In general for lists the running for these two operations are ($x,y$ are the lists lengths):
- Addition: Time $O(x+y)$, space $O(x+y)$
- Multiplication: Time $O(xy \log(xy))$, space $O(xy)$
Can someone help me to find the running times of my algorithms? I think for the first algorithm it is like stated above $O(x+y)$, for the second one I have two nested loops and two lists so it should be $O(xy)$, but why the $O(xy \log(xy))$ above?
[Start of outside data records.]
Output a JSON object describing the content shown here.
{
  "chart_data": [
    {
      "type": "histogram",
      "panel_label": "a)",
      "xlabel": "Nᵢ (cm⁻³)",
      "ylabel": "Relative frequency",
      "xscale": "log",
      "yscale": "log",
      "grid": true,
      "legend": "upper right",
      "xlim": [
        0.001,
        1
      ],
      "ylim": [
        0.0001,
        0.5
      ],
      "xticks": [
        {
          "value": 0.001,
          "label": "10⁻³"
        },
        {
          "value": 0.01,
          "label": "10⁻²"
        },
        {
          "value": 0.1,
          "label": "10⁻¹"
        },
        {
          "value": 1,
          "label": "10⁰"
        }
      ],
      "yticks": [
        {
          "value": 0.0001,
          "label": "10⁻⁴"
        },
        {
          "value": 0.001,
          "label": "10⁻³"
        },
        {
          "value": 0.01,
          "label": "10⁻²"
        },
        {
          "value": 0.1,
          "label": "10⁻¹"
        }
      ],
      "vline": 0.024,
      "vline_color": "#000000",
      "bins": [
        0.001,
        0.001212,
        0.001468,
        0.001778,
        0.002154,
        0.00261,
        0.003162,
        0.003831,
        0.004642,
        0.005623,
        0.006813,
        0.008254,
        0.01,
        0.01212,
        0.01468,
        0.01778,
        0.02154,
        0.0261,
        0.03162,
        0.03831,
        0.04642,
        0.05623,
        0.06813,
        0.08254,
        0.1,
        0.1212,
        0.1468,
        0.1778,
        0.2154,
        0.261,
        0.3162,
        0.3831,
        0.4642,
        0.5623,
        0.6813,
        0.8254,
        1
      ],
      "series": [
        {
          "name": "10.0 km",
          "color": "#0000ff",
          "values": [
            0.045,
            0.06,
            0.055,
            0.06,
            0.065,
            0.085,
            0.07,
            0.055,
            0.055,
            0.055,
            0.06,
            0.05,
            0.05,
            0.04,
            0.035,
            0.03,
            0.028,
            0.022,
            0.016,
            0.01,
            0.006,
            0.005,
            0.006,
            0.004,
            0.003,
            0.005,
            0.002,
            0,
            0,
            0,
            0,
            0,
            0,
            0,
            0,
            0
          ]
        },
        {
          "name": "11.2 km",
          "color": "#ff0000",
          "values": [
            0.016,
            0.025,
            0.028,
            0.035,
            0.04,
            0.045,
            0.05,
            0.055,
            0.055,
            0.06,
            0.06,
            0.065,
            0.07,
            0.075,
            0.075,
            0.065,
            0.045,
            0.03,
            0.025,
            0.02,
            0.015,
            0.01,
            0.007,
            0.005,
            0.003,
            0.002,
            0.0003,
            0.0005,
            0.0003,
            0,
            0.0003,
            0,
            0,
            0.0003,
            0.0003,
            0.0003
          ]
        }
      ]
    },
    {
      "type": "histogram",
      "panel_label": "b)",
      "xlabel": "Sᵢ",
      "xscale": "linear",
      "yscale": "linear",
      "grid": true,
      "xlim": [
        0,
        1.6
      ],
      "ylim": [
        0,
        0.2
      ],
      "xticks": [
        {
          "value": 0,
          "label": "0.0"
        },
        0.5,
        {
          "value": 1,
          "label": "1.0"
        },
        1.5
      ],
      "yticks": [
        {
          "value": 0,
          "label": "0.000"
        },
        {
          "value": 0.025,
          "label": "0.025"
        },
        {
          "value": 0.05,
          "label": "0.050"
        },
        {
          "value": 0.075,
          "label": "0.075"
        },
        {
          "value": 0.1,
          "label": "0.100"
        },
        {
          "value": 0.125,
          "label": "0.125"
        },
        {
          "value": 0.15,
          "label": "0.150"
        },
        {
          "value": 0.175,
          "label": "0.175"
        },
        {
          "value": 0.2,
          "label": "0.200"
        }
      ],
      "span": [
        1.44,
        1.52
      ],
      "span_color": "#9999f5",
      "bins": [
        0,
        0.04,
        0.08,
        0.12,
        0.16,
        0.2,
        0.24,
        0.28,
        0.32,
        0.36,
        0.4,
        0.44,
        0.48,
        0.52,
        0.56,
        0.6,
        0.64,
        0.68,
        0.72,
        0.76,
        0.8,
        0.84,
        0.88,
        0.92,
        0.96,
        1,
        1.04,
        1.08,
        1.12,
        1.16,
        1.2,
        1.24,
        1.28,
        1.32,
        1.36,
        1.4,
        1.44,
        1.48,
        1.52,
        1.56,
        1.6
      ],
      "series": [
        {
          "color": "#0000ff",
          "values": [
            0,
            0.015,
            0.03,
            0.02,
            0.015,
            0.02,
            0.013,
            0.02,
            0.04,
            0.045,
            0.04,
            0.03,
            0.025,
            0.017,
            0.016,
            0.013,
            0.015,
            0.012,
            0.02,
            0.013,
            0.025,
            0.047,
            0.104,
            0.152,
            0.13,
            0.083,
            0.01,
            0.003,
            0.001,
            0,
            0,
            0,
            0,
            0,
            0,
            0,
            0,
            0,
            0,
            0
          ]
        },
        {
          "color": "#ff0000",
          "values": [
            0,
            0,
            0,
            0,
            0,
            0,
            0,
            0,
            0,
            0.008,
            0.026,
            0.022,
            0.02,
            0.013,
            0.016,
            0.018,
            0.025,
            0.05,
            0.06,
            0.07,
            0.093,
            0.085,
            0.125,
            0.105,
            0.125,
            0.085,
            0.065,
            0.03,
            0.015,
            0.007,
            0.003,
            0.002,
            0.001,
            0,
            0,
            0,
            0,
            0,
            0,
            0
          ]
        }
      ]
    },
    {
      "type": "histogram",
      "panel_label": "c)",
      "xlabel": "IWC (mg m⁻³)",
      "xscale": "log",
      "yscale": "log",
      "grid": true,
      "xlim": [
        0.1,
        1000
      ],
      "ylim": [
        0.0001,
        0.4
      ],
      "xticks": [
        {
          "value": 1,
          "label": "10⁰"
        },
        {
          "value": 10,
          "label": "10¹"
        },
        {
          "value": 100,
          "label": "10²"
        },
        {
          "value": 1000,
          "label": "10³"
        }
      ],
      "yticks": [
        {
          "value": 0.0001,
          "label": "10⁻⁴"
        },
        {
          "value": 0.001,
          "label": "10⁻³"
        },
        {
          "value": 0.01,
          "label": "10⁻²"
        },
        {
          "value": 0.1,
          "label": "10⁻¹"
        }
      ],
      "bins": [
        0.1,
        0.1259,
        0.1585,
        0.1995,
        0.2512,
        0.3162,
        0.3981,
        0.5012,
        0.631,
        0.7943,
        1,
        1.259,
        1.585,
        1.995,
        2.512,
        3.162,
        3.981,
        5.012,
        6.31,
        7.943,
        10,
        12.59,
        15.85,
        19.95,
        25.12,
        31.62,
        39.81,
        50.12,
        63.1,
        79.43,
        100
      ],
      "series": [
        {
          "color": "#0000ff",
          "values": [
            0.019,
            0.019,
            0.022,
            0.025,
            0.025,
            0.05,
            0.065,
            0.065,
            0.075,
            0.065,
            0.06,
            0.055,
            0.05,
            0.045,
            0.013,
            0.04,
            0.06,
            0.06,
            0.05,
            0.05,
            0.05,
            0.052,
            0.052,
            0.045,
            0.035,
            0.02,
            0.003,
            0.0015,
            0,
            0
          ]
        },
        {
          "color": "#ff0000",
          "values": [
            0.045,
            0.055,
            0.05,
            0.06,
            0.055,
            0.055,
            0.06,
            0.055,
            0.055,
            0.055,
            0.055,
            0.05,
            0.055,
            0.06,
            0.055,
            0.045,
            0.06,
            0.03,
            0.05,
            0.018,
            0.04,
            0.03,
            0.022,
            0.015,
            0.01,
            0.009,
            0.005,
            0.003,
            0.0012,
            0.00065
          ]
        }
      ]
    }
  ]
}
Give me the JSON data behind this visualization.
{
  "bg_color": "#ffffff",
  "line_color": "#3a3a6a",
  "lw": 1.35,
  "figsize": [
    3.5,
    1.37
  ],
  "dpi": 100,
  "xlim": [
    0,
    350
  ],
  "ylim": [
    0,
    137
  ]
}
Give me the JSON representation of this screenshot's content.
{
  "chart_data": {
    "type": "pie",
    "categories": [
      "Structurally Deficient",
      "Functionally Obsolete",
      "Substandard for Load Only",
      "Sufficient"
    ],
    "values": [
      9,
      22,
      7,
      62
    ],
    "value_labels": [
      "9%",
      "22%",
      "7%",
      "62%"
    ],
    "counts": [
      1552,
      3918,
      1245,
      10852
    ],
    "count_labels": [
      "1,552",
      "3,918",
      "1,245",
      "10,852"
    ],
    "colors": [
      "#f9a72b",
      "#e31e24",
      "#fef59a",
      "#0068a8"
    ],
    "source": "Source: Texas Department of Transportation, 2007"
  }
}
These are the algorithms I developed (in Pseudocode):
PolynomialAdd(Poly1, Poly2):
Degree := MaxDegree(Poly1.head, Poly2.head);
while (Degree >=0) do:
Node1 := Poly1.head;
while (Node1 IS NOT NIL) do:
if(Node1.Deg = Degree) then break;
else Node1 = Node1.next;
Node2 := Poly2.head;
while (Node2 IS NOT NIL) do:
if(Node2.Deg = Degree) then break;
else Node2 = Node2.next;
if (Node1 IS NOT NIL AND Node2 IS NOT NIL) then
PolyResult.insertTerm( Node1.Coeff + Node2.Coeff, Node1.Deg);
else if (Node1 IS NOT NIL) then
PolyResult.insertTerm(Node1.Coeff, Node1.Deg);
else if (Node2 IS NOT NIL) then
PolyResult.insertTerm(Node2.Coeff, Node2.Deg);
Degree := Degree – 1;
return PolyResult;
PolynomialMul(Poly1, Poly2):
Node1 := Poly1.head;
while (Node1 IS NOT NIL) do:
Node2 = Poly2.head;
while (Node2 IS NOT NIL) do:
PolyResult.insertTerm(Node1.Coeff * Node2.Coeff,
Node1.Deg + Node1.Deg);
Node2 = Node2.next;
Node1 = Node1.next;
return PolyResult;
InsertTerm
inserts the term in the correct place depending on the degree of the term.
InsertTerm(Coeff, Deg):
NewNode.Coeff := Coeff;
NewNode.Deg := Deg;
if List.head = NIL then
List.head := NewNode;
else if NewNode.Deg > List.head.Deg then
NewNode.next := List.head;
List.head := NewNode;
else if NewNode.Deg = List.head.Deg then
AddCoeff(NewNode, List.head);
else
Go through the List till find the same Degree and summing up the coefficient OR
adding a new Term in the right position if Degree not present;